Photo de Pierre-Yves CollombatPierre-Yves Collombat :

« Il n’y a qu’une route vers le bonheur, que cela soit présent à ton esprit dès l’aurore, jour et nuit : c’est de renoncer aux choses qui ne dépendent pas de notre volonté. » Ainsi parlait Épictète !

Hier, le Premier ministre nous a présenté de la même façon notre destin dans l’Europe : en renonçant à ce qui nous reste de liberté financière, celle de décider de notre budget, nous ne nous soumettons ni aux marchés, ni à un quelconque traité, et encore moins à l’Allemagne ; nous affirmons au contraire notre liberté !

Si j’ai bien compris le Premier ministre et divers orateurs de cette matinée, nous serons d’autant plus souverains que nous abdiquerons notre souveraineté volontairement, puisque ce qui arrive ne dépend pas de nous : cela a été scellé à Maastricht. La servitude volontaire est donc la seule liberté possible pour les Européens. C’est stoïque, beau comme l’antique, mais c’est faux !

C’est faux, car l’état de l’Europe ne doit rien à un décret des dieux, mais tout au bricolage des hommes, un bricolage malheureux qui, en nous libérant de l’angoisse du taux de change, nous a livrés à celle du spread. Ce n’est pas bien mieux ! Ce bricolage a régulièrement valu à la zone euro un taux de croissance inférieur à celui des autres pays développés et un taux de chômage supérieur.

C’est faux, car la règle d’or budgétaire n’est pas non plus un décret divin ; c’est un axiome d’une théorie économique archaïque et un choix politique, celui des rentiers contre les actifs et, fatalement, les jeunes.
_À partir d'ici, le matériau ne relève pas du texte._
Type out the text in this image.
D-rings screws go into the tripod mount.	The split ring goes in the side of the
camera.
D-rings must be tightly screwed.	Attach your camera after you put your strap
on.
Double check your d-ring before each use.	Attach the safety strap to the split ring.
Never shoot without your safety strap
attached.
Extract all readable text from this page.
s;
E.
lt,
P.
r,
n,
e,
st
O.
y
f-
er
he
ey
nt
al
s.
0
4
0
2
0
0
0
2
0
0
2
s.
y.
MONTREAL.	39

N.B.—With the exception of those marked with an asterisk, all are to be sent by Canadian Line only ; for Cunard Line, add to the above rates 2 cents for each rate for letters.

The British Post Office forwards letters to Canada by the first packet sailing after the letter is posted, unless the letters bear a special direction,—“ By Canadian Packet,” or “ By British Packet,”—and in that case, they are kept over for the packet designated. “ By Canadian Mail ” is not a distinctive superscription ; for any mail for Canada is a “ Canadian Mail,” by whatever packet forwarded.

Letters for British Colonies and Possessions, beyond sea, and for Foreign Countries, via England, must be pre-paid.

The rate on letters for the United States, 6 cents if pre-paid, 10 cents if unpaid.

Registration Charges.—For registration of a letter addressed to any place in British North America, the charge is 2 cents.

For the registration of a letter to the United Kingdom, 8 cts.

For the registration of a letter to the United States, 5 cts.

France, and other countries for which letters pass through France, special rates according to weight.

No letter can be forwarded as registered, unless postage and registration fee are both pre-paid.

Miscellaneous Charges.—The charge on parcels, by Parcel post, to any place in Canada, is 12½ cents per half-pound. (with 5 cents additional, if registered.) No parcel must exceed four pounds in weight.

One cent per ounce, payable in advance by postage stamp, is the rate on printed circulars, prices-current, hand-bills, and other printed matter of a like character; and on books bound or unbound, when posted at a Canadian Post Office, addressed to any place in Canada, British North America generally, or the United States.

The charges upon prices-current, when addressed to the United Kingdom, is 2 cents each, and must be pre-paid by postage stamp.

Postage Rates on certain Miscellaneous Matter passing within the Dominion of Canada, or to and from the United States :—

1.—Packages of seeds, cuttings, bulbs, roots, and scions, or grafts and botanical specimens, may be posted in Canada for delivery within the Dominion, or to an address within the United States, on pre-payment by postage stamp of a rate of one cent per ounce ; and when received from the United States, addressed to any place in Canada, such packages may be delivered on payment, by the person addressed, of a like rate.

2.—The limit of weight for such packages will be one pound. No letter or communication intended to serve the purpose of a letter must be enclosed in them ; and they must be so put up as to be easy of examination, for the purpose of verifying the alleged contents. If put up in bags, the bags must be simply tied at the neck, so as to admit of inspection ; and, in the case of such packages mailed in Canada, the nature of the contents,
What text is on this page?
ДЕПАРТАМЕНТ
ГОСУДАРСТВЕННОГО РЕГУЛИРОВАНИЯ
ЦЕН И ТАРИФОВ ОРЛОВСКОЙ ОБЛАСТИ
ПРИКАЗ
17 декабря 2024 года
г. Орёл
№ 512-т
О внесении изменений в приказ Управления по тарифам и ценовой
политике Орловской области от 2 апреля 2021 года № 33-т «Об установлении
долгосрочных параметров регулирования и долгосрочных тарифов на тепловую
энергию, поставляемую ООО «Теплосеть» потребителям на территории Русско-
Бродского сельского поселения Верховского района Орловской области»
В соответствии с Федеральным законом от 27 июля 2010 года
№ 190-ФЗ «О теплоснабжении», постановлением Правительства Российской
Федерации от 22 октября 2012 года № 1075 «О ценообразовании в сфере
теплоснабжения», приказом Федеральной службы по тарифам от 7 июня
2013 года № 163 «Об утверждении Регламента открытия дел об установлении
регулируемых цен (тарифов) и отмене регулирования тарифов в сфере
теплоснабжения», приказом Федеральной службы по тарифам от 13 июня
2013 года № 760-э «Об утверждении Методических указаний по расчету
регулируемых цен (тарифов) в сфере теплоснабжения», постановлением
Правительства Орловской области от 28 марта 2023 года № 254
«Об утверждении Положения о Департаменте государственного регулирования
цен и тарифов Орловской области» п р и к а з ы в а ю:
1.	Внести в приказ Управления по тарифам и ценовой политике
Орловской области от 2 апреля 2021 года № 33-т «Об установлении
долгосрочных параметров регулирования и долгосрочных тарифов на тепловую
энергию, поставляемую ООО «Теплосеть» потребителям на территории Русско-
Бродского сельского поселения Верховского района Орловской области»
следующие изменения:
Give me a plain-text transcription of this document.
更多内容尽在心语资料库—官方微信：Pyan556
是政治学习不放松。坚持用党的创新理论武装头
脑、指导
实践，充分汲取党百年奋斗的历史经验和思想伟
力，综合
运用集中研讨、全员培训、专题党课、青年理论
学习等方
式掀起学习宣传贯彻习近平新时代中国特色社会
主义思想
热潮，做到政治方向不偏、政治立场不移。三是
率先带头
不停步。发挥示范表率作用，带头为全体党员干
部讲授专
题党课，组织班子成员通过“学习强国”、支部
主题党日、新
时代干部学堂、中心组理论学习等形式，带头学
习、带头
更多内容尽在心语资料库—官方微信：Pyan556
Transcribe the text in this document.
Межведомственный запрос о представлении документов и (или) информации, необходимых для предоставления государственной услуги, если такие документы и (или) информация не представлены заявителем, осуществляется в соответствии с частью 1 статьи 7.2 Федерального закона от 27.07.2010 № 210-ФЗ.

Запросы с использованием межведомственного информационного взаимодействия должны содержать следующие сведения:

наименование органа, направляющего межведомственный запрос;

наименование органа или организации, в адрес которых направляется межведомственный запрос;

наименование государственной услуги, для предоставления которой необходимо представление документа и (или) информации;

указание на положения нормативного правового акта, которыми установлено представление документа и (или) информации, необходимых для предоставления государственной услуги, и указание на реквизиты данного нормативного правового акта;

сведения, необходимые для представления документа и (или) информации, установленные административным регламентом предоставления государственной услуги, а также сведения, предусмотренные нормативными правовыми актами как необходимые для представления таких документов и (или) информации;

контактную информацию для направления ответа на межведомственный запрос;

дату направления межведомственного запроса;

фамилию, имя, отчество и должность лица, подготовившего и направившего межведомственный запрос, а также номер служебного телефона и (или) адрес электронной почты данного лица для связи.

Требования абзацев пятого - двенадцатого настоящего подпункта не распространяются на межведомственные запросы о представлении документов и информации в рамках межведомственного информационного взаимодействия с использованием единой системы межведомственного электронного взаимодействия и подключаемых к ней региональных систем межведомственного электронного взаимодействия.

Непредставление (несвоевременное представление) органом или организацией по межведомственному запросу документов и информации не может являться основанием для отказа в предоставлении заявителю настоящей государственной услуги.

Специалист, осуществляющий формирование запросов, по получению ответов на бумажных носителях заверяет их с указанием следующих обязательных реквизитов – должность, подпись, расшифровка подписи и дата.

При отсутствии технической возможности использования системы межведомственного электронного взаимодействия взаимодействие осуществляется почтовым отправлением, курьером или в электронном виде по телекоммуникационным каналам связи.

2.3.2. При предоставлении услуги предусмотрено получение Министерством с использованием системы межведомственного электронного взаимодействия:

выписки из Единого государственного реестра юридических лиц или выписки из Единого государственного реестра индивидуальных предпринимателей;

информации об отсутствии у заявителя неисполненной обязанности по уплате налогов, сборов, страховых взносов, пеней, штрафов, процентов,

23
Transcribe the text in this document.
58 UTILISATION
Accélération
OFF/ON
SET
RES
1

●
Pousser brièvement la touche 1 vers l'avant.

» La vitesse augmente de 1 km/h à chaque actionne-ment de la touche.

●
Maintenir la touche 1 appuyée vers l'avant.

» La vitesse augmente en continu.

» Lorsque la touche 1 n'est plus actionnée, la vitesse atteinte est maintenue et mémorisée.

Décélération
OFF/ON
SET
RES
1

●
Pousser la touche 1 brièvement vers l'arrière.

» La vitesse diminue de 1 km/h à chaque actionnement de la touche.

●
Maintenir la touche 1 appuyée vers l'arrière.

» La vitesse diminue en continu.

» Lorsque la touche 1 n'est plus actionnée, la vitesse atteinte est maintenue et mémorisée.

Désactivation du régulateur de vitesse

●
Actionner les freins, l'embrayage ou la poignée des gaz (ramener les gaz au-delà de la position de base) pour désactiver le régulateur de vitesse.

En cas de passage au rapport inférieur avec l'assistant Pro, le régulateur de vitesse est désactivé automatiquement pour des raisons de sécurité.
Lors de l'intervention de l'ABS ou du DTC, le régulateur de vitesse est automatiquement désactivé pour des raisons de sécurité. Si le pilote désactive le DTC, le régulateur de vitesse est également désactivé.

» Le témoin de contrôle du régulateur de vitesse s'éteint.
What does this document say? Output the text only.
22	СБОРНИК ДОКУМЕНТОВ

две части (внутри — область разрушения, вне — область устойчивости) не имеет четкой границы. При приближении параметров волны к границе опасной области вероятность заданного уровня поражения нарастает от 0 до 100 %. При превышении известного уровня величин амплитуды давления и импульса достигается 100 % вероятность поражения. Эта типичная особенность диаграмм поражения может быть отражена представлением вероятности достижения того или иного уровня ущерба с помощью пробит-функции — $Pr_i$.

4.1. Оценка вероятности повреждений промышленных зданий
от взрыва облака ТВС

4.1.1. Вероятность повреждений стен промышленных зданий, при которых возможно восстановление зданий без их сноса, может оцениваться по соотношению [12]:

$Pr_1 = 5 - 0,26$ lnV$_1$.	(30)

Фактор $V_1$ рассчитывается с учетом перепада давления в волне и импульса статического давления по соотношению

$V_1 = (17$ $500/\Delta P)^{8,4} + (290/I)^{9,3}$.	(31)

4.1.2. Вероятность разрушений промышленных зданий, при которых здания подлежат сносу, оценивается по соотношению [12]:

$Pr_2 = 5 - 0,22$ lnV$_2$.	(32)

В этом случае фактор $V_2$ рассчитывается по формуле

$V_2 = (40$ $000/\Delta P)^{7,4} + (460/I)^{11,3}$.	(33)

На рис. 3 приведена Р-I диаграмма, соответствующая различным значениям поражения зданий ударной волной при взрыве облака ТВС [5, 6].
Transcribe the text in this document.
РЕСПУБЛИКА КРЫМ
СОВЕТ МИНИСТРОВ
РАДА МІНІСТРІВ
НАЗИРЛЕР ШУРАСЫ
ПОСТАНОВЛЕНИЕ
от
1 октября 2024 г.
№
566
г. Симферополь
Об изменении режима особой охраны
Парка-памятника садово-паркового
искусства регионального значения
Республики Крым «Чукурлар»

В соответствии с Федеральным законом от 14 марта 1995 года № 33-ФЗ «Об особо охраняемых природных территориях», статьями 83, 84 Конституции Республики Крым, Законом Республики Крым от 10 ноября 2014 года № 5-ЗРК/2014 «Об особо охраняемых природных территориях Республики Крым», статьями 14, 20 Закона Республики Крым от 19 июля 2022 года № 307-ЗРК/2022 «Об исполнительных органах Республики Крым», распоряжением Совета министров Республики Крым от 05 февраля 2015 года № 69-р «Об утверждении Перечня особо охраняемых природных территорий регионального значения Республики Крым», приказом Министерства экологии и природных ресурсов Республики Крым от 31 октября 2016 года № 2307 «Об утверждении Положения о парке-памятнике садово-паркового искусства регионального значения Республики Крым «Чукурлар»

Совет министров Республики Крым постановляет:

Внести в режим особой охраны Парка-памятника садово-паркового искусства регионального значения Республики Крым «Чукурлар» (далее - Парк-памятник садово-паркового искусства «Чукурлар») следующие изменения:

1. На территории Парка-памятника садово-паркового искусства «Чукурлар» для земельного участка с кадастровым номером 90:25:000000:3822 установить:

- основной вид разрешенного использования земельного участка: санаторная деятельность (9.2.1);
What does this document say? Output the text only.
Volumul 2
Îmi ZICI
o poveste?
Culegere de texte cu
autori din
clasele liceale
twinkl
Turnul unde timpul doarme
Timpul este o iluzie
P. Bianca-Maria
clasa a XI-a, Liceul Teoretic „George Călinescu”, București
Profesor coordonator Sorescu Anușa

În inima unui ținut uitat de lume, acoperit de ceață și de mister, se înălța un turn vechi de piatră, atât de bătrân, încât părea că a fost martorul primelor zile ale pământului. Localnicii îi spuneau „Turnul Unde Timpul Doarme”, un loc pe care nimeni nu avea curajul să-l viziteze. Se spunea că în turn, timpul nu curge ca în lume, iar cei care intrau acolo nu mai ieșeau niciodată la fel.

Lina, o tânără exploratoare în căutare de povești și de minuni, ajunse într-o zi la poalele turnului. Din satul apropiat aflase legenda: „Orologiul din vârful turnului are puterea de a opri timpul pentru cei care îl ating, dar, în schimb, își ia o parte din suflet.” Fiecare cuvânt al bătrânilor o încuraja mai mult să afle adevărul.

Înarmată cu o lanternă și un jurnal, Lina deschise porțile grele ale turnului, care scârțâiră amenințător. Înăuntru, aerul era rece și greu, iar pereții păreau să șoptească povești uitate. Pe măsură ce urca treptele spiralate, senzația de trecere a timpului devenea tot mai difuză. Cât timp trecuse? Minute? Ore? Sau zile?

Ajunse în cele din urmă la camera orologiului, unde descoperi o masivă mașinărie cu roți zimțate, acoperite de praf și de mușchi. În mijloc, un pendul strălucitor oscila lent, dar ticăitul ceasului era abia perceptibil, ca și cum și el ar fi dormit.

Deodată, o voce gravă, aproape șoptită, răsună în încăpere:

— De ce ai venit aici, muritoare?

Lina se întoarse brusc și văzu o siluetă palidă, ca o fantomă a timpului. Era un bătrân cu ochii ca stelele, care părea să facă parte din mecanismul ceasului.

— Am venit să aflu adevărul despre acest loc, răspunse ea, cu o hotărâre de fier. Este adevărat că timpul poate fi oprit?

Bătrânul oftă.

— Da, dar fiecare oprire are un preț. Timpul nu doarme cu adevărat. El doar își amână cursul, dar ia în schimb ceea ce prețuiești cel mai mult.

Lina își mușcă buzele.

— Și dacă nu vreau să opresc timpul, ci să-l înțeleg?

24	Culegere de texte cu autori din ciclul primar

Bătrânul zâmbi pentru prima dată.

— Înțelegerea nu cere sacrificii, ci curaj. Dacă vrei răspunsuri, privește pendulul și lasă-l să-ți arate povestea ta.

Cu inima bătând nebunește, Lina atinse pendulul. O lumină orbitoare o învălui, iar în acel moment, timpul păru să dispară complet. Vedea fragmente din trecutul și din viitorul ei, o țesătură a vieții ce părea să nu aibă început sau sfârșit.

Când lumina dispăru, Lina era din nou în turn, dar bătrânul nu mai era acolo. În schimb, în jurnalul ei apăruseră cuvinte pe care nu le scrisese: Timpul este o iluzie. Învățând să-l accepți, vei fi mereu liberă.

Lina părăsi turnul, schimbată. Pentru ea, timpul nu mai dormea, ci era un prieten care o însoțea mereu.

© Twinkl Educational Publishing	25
C’est aussi le choix de l’Europe « postdémocratique », comme l’a éloquemment démontré Jean-Pierre Chevènement tout à l’heure. En démocratie, « la souveraineté nationale appartient au peuple qui l’exerce par ses représentants et par la voie du référendum », aux termes de l’article 3 de notre Constitution.

En « postdémocratie », la souveraineté nationale est remise entre les mains de cours des comptes, de hauts conseils des finances publiques – que sais-je encore ! –, tous « indépendants » : des électeurs, évidemment, à défaut de l’être de l’idéologie dominante et de ceux qui les nomment. La souveraineté est remise entre les mains d’une Commission et d’une Cour de justice de l’Union européenne tout aussi indépendantes et démocratiques…

La démocratie, c’est le règlement des affaires publiques par le débat public, argument contre argument. La « postdémocratie », c’est leur règlement à dire d’« experts », à coup d’arguments d’autorité et de lessivage médiatique des cerveaux rendus disponibles.

Un déficit budgétaire maximal de 3 %, ça « sonne économiste », « c’est un bon chiffre », un chiffre qui fait « penser à la Trinité », lâchait récemment – vous l’avez tous lu dans la presse – le fabricant du produit !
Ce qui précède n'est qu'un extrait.